The US has been working to protect the chip manufacturing supply chain industry and aims to guarantee that American academics have access to the technologies they require for ground-breaking research. Last month, an executive order was signed to facilitate billions of dollars in funding for the semiconductor industry included within the bipartisan CHIPS and Science Act.

The new wafers will be produced by Skywater Technology Inc. at its fab in Bloomington, Minnesota, with assistance from Google in design and financing. The deal is designed to assist university and startup researchers who frequently struggle to raise the high costs of chip development. The circuit designs created by NIST will be completely open source, allowing them to be used by small-scale and academic researchers without any limitations or license fees.

According to the Commerce Department, the silicon wafers will be base layer chips with unique architectures, allowing researchers to gauge and test the performance of components mounted on top of them. This could include novel memory technologies, bioelectronics, nanosensors, and other cutting-edge gadgets required for quantum computing and artificial intelligence.

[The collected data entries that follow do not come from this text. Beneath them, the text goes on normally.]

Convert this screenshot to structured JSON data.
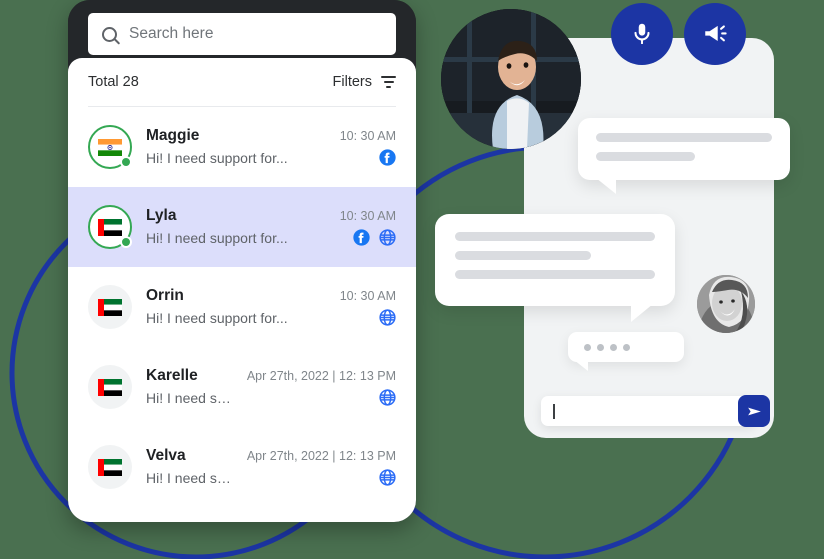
{
  "background": {
    "color": "#4a7050",
    "accent_blue": "#1c35a4",
    "selected_row": "#dcdefb"
  },
  "phone": {
    "search": {
      "icon": "search-icon",
      "placeholder": "Search here",
      "value": ""
    },
    "list_meta": {
      "total_label": "Total 28",
      "filters_label": "Filters",
      "filters_icon": "filter-icon"
    },
    "contacts": [
      {
        "name": "Maggie",
        "snippet": "Hi! I need support for...",
        "time": "10: 30 AM",
        "flag": "india-flag",
        "online": true,
        "selected": false,
        "channels": [
          "facebook-icon"
        ]
      },
      {
        "name": "Lyla",
        "snippet": "Hi! I need support for...",
        "time": "10: 30 AM",
        "flag": "uae-flag",
        "online": true,
        "selected": true,
        "channels": [
          "facebook-icon",
          "web-globe-icon"
        ]
      },
      {
        "name": "Orrin",
        "snippet": "Hi! I need support for...",
        "time": "10: 30 AM",
        "flag": "uae-flag",
        "online": false,
        "selected": false,
        "channels": [
          "web-globe-icon"
        ]
      },
      {
        "name": "Karelle",
        "snippet": "Hi! I need support for...",
        "time": "Apr 27th, 2022 | 12: 13 PM",
        "flag": "uae-flag",
        "online": false,
        "selected": false,
        "channels": [
          "web-globe-icon"
        ]
      },
      {
        "name": "Velva",
        "snippet": "Hi! I need support for...",
        "time": "Apr 27th, 2022 | 12: 13 PM",
        "flag": "uae-flag",
        "online": false,
        "selected": false,
        "channels": [
          "web-globe-icon"
        ]
      }
    ]
  },
  "chat": {
    "fabs": [
      {
        "name": "microphone-icon",
        "label": ""
      },
      {
        "name": "announcement-megaphone-icon",
        "label": ""
      }
    ],
    "outgoing_bubble": {
      "lines": 2,
      "text": ""
    },
    "incoming_bubble": {
      "lines": 3,
      "text": ""
    },
    "typing_indicator": {
      "dots": 4
    },
    "composer": {
      "value": "",
      "placeholder": "",
      "send_icon": "send-paper-plane-icon"
    },
    "avatars": [
      {
        "name": "agent-photo-avatar"
      },
      {
        "name": "customer-photo-avatar"
      }
    ]
  }
}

According to Holger Mueller of Constellation Research Inc, the US government is attempting to “prime the pump” for local chip production with the current program that was planned long before the CHIPS Act was conceived. According to Mueller, “The partnership involves Google’s funding, NIST designing the chips, and Skywater manufacturing them. The main benefit is that research institutions will be able to build higher-level chips. It’s a long-term project, so it will be a few years before we can tell if the initiative will help the U.S. become a leader in chip manufacturing once again. It’s a promising start, though.”

The brand-new chips, according to NIST, will be made available to researchers as 200-millimeter silicon discs. Researchers can use various cutting and dicing techniques to divide these into thousands of little chips as required. In the case of modern computers, chips are built using stacked components, with the semiconductor sitting at the bottom layer and more specialized components sitting on top.

Will Grannis, Chief Executive Officer of Google Public Sector, claimed that his company has a long history of being a leader in the open-source community. “Moving to an open-source framework fosters reproducibility, which helps researchers from public and private institutions iterate on each other’s work,” he said. “It also democratizes innovation in nanotechnology and semiconductor research.”

Experts’ Take

Laurie Locascio, Under Secretary of Commerce for Standards and Technology and NIST Director, said, “By creating a new and affordable domestic supply of chips for research and development, this collaboration aims to unleash the innovative potential of researchers and startups across the nation. This is a great example of how government, industry, and academic researchers can work together to enhance U.S. leadership in this critically important industry.”

Charles King of Pund-IT Inc, said, “Google, NIST, and Skywater will produce semiconductor wafers — not chips — that researchers and others can use to explore and develop nanotechnology tools and solutions in areas such as microprocessor design and production. It does resonate with the Biden plan, but it seems more about easing and increasing the belief of research projects, as opposed to short-term commercial silicon production. Discussions about the effort also began months before the Biden plan was announced.”